8+1⁄2 is about the struggles involved in the creative process, both technical and personal, and the problems artists face when expected to deliver something personal and profound with intense public scrutiny, on a constricted schedule, while simultaneously having to deal with their own personal relationships. It is, in a larger sense, about the search for meaning within a difficult, fragmented life. Like several Italian films of the period (most evident in the films of Fellini's contemporary, Michelangelo Antonioni), 8+1⁄2 also is about the alienating effects of modernization.[10]

At this point, Fellini had directed six feature films: Lo sceicco bianco (1952), I Vitelloni (1953), La Strada (1954), Il bidone (1955), Le notti di Cabiria (1957), and La Dolce Vita (1960). He had co-directed Luci del varietà (Variety Lights) (1950) with Alberto Lattuada, and had directed two short segments, Un'Agenzia Matrimoniale (A Marriage Agency) in the omnibus film L'amore in città (Love in the City) (1953) and Le Tentazioni del Dottor Antonio from the omnibus film Boccaccio '70 (1962). The title is in keeping with Fellini's self-reflexive theme: by his count it was his eighth-and-a-half film.[11] The working title for 8+1⁄2 was La bella confusione (The Beautiful Confusion) proposed by co-screenwriter, Ennio Flaiano, but Fellini then "had the simpler idea (which proved entirely wrong) to call it Comedy".[12]
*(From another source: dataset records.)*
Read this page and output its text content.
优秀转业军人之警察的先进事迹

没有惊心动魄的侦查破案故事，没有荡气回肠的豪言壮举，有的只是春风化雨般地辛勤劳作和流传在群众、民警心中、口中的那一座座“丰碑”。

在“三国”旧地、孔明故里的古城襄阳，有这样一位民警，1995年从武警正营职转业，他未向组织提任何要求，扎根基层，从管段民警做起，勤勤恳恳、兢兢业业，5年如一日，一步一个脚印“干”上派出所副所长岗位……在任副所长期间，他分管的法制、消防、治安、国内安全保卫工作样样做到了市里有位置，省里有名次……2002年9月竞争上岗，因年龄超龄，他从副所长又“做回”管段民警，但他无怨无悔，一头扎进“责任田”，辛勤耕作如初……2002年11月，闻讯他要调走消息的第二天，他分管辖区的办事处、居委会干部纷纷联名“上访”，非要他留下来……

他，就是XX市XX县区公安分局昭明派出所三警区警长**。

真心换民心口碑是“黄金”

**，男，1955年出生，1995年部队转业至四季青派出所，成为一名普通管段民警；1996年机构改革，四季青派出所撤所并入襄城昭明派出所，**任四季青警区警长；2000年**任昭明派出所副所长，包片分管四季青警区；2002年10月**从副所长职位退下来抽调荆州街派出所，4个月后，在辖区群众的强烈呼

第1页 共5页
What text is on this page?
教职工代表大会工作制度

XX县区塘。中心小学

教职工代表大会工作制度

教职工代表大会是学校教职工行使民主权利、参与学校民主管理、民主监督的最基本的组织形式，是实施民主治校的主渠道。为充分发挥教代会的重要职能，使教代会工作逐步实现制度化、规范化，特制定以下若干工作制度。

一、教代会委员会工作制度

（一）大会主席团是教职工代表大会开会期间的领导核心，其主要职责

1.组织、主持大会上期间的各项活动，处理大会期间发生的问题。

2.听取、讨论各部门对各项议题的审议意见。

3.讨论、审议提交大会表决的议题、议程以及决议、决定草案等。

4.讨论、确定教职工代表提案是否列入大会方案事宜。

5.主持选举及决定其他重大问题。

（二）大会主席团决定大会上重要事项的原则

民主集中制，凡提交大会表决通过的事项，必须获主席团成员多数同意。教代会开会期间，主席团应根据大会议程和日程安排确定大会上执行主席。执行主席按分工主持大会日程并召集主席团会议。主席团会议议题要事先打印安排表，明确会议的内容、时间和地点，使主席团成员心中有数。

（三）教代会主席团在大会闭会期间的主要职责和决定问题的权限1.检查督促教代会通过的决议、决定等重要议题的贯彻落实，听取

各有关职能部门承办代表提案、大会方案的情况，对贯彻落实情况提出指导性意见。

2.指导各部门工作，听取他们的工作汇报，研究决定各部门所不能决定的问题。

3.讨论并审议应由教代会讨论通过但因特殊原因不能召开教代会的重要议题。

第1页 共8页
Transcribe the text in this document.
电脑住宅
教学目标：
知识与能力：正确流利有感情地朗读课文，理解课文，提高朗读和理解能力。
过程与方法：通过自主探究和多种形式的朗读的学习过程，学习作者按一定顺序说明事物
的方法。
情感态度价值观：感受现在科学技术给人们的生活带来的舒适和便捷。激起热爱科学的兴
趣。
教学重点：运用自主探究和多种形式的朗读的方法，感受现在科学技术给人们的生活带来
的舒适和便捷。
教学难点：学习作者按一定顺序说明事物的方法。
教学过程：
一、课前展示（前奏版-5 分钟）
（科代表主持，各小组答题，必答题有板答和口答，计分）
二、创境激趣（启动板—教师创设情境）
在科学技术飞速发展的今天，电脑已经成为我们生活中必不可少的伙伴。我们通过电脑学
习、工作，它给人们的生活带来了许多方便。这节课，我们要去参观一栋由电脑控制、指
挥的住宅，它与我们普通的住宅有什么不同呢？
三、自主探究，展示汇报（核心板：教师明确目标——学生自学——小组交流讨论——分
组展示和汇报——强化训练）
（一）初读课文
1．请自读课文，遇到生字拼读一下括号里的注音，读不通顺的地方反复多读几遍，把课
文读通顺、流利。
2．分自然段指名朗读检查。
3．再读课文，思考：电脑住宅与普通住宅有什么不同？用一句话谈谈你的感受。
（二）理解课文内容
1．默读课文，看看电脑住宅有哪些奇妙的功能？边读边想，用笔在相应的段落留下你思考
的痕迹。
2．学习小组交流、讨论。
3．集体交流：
According to Italian writer Alberto Arbasino, 8+1⁄2 used techniques similar to, and has parallels with, Robert Musil's novel The Man Without Qualities (1930).[13]

The film is unusual in that it is a film about making a film, and the film that is being made is the film that the audience is viewing. An example is the dream sequence of "Guido's Harem" where Guido is bathed and carried in white linen by all the women from the film, only to have the women protest for being sent to live upstairs in the house when they turn 30, and "Jacquilene Bonbon" does her last dance. The Guido's Harem scene is immediately followed by the "Screen Test" depicting the same actors in a theater, each taking the stage for a screen test, being chosen to act for the very scene the audience just watched. This mirror of mirrors is further emphasized at the end where the director Guido sits at the table of the press conference, where the entire table is a mirror reflecting the director in it.